Uma quebra de mastro

Enfim, as condições climáticas no Atlântico Norte começaram a se estabilizar, e com isso os skippers começaram a estabelecer rotas concisas. Na versão virtual, decidi que o X CMIYC (Catch Me If You Can) deveria ir para o norte a partir do quarto dia, abandonando a 6º posição do ranking daquele momento. Não me arrependi: se tivesse continuado naquela rota, teria terminado como 150º no ranking ou pior.

Pela manhã, às 5h15, o veleiro Vulnerable de Sam Goodchild teve o mastro quebrado quando estava a 150 milhas do arquipélago dos Açores. Goodchild é o atual líder do campeonato Imoca, e não completar esta regata pode lhe trazer a perda dessa posição.

300 milhas na frente
Na noite de sábado, 9 de junho, Charlie Dalin chegou a Les Sables d’Olonne, vencendo a regata com vantagem de 300 milhas (555 km) sobre o segundo colocado, Boris Herrmann, que completou o percurso só na madrugada de domingo.

Enquanto isso, finalmente consigo dar um bordo agora direto para Les Sables, quando estava perto da Groenlândia! Vento pela alheta de bombordo, ideal para a concepção do projeto dos Imoca. Assim, meu X CMIYC, que na manhã deste meu oitavo dia de regata, às 6 h, estivera em 16.000º lugar na classificação da regata virtual, no fim da tarde já deixara oito mil barcos para trás, subindo para 7.990º.

A tática de navegar radicalmente pelo norte deu certo para um pequeno grupo (eu, inclusive), superando os mais de 24 mil barcos virtuais que disputam esta New York–Vendée. Devo terminar na próxima madrugada, e atualmente meu X CMIYC está em 84º na classificação  ̶̶  será a sétima regata seguida que termino entre os “top 100”. Conseguir isso numa regata extremamente difícil (inclusive para os veleiros oficiais), deixou-me bastante satisfeito. Pouco à frente, outro brasileiro, o RudneyJr, está indo muito bem. Velho conhecido, já participamos até em dupla há alguns anos, é um dos bons nomes nacionais das regatas virtuais offshore.

Entrevistas com os líderes

Na vela real, Boris Herrmann deu uma entrevista bem animado, como era de esperar. Na regata Transat CIC, de ida a Nova York, terminou em segundo lugar, e repetiu o feito nesta competição de retorno. Ele navegou tão ao norte que chegou a estar a menos de 300 milhas da Groenlândia! Com seu desempenho, o alemão já está sendo citado como um dos favoritos para a Vendée Globe 2024-25, que terá início em novembro próximo.
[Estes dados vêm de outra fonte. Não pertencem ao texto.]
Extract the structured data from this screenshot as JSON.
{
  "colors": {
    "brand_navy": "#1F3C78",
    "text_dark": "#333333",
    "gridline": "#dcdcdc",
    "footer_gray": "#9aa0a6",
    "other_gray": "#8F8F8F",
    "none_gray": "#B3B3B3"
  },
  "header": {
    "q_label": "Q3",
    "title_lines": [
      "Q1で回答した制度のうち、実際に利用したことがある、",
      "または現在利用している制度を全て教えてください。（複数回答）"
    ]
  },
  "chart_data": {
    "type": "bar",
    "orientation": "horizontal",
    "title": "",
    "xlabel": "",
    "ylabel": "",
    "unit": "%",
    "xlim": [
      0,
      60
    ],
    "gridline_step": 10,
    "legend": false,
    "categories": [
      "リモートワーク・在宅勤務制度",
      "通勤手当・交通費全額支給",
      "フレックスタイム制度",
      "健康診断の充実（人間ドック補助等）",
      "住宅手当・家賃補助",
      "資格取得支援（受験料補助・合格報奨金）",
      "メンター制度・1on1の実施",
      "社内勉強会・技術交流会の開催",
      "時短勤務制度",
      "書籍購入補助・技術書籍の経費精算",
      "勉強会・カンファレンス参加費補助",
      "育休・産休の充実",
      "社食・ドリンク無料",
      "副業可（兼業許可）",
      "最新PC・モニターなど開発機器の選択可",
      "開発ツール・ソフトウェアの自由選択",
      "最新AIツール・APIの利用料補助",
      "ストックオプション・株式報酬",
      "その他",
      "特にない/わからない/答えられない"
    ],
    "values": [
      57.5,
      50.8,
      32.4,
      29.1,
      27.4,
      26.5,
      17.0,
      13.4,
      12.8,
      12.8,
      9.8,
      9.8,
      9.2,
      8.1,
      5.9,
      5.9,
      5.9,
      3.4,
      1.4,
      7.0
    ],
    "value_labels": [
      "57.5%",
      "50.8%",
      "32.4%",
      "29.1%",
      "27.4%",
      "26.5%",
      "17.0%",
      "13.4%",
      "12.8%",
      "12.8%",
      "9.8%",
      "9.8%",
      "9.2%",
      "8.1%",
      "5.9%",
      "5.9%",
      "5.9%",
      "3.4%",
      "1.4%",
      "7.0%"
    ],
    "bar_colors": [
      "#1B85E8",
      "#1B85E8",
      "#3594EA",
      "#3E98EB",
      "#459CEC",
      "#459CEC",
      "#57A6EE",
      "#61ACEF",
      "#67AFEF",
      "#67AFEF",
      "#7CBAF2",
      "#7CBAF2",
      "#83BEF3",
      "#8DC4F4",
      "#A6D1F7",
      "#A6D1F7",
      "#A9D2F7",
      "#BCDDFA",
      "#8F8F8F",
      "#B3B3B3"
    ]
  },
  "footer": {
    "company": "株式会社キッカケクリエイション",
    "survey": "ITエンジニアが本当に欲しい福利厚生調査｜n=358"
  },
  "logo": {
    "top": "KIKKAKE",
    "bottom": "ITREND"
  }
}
Charlie Dalin reconheceu que "o pódio está muito mais difícil de conseguir do que há quatro ou até dois anos atrás (na Transat CIC ele terminou em quarto lugar, ou seja, duas posições atrás de Boris Herrmann). Dalin explicou que nos últimos anos apareciam no pódio quase sempre apenas três velejadores: ele mesmo, Jérémie Beyou e Thomas Ruyant  ̶ aliás, todos franceses. “Agora, isso mudou, com vários competidores crescendo muito em desempenho, como Boris Herrmann, Sam Goodchild, Samantha Davies, Yoann Richomme, entre outros”.